Quand l’ennui est une information précieuse
Il y a un dernier rebondissement qui change tout : parfois, l'ennui lors d'un rendez-vous est un message qui mérite d'être entendu. Si vous vous ennuyez encore et encore, demandez-vous dans vos pages du matin : de quoi ai-je peur ? Qu’aurais-je peur de découvrir si j’étais vraiment seul avec moi-même ?
Pour beaucoup de gens, l’ennui est la première couche d’un oignon : en dessous se trouve l’agitation, en dessous il y a la tristesse ou le désir, et en dessous il y a un désir créatif différé. Rester au rendez-vous assez longtemps pour franchir ces couches est là où la magie de la méthode opère.
Alors la prochaine fois qu'un rendez-vous vous ennuie, ne l'ignorez pas : enquêtez-le. L'ennui n'est pas la fin du rendez-vous. Bref, cela pourrait être un début. Et si la résistance survient avant même votre départ, lisez notre article sur résistance à la prise de rendez-vous.

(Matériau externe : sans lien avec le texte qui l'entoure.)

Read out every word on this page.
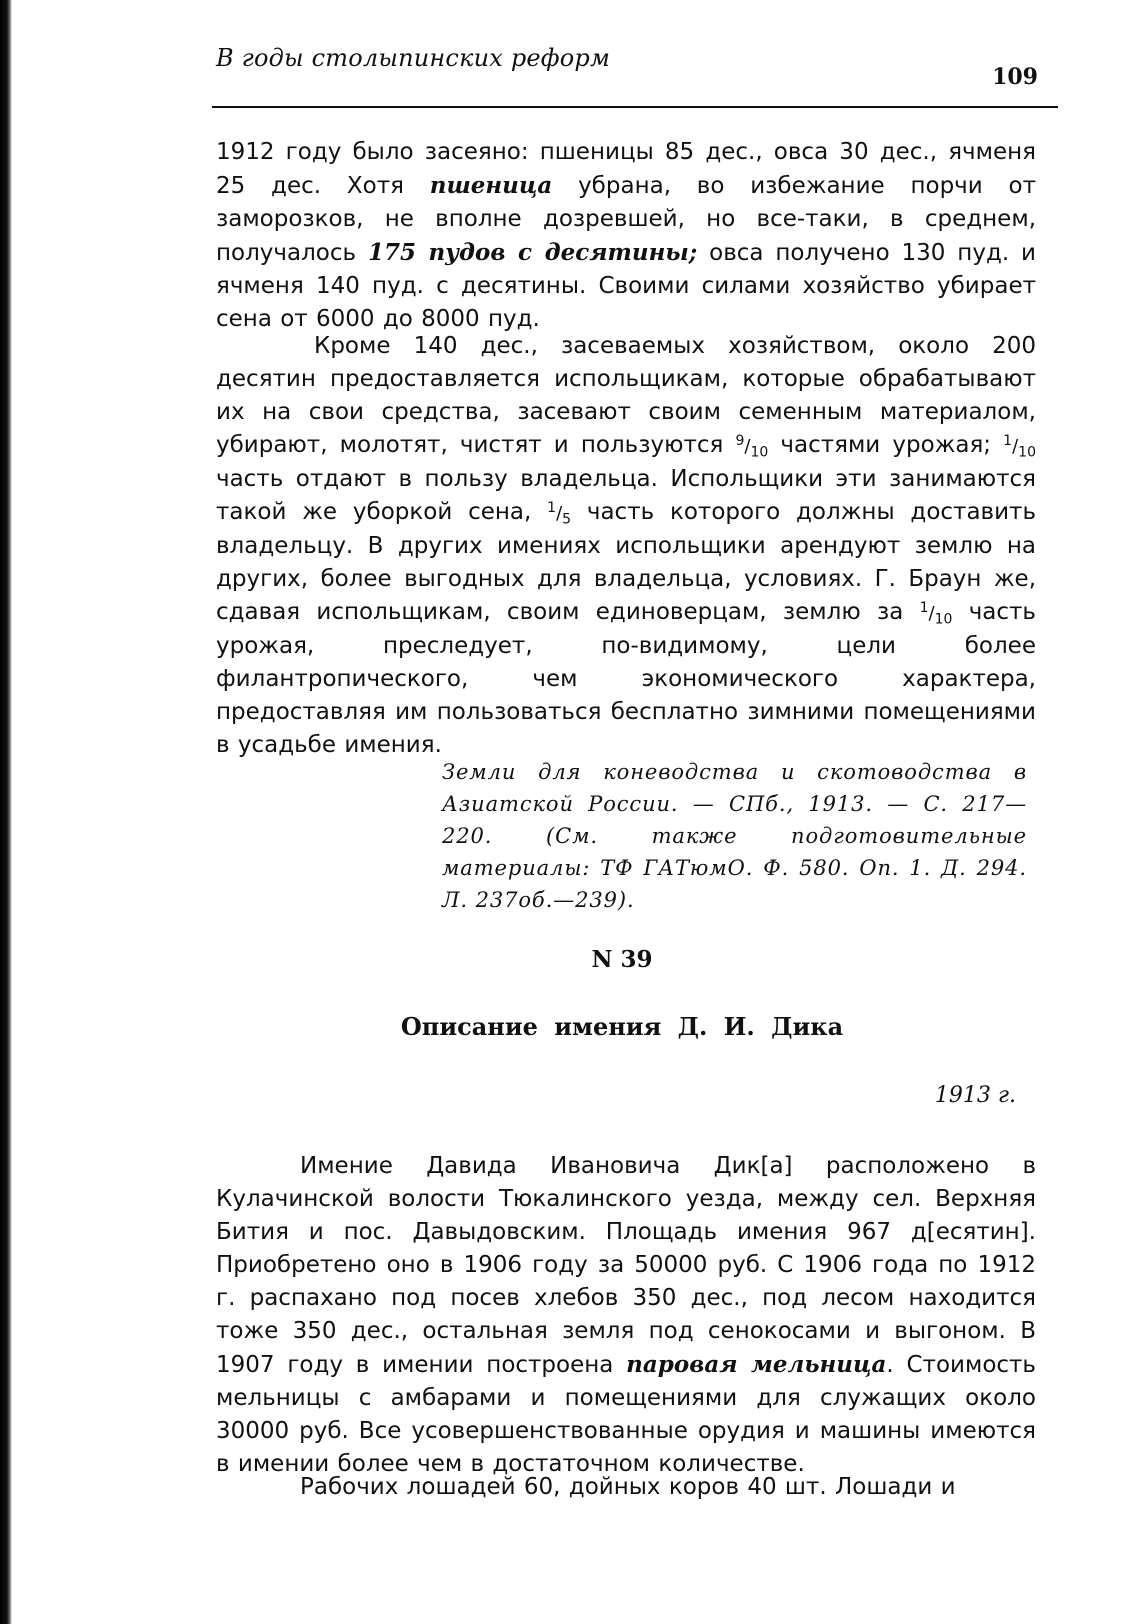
В годы столыпинских реформ
109

1912 году было засеяно: пшеницы 85 дес., овса 30 дес., ячменя 25 дес. Хотя пшеница убрана, во избежание порчи от заморозков, не вполне дозревшей, но все-таки, в среднем, получалось 175 пудов с десятины; овса получено 130 пуд. и ячменя 140 пуд. с десятины. Своими силами хозяйство убирает сена от 6000 до 8000 пуд.

Кроме 140 дес., засеваемых хозяйством, около 200 десятин предоставляется испольщикам, которые обрабатывают их на свои средства, засевают своим семенным материалом, убирают, молотят, чистят и пользуются $^9/_{10}$ частями урожая; $^1/_{10}$ часть отдают в пользу владельца. Испольщики эти занимаются такой же уборкой сена, $^1/_5$ часть которого должны доставить владельцу. В других имениях испольщики арендуют землю на других, более выгодных для владельца, условиях. Г. Браун же, сдавая испольщикам, своим единоверцам, землю за $^1/_{10}$ часть урожая, преследует, по-видимому, цели более филантропического, чем экономического характера, предоставляя им пользоваться бесплатно зимними помещениями в усадьбе имения.

Земли для коневодства и скотоводства в Азиатской России. — СПб., 1913. — С. 217—220. (См. также подготовительные материалы: ТФ ГАТюмО. Ф. 580. Оп. 1. Д. 294. Л. 237об.—239).

N 39
Описание имения Д. И. Дика
1913 г.

Имение Давида Ивановича Дик[а] расположено в Кулачинской волости Тюкалинского уезда, между сел. Верхняя Бития и пос. Давыдовским. Площадь имения 967 д[есятин]. Приобретено оно в 1906 году за 50000 руб. С 1906 года по 1912 г. распахано под посев хлебов 350 дес., под лесом находится тоже 350 дес., остальная земля под сенокосами и выгоном. В 1907 году в имении построена паровая мельница. Стоимость мельницы с амбарами и помещениями для служащих около 30000 руб. Все усовершенствованные орудия и машины имеются в имении более чем в достаточном количестве.

Рабочих лошадей 60, дойных коров 40 шт. Лошади и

Il existe même une pratique délibérée qu'adoptent certains adeptes de la méthode : le « rendez-vous ennuyeux volontairement ». Cela consiste à se rendre dans un endroit sans attrait évident - une salle d'attente, un banc dans un rond-point, un champ ouvert - et à rester une demi-heure sans téléphone portable, sans livre, sans rien. Au début, c'est inconfortable. Mais le cerveau, privé de stimuli, commence à générer les siens : des idées, des souvenirs, des connexions inattendues. L’ennui, bien entretenu, est une usine à créativité.
Alors acceptez de vous ennuyer. Dans une culture qui comble toutes les lacunes grâce aux écrans, la capacité de s’ennuyer sans s’enfuir est presque un super pouvoir créatif. Le rendez-vous avec l'artiste vous forme. Ce qui semblait au premier abord être le problème – « quelle déception, tout va bien » – s’avère bien sûr être exactement le problème.
Si tout cela vous semble exigeant, détendez-vous : personne ne fait de rendez-vous parfaits. Certains seront vraiment ennuyeux, d’autres seront inconfortables et de temps en temps, l’un d’eux vous coupera le souffle. Cette variabilité est normale et fait partie du processus. L'important n'est pas que chaque rendez-vous soit mémorable, mais que vous continuiez à sortir semaine après semaine. Au fil du temps, la pratique entraîne votre regard, et vous découvrez qu'il vous devient de moins en moins difficile de vous intéresser à ce qui vous paraissait auparavant ennuyeux. L'ennui ne disparaît pas : on apprend à s'en sortir.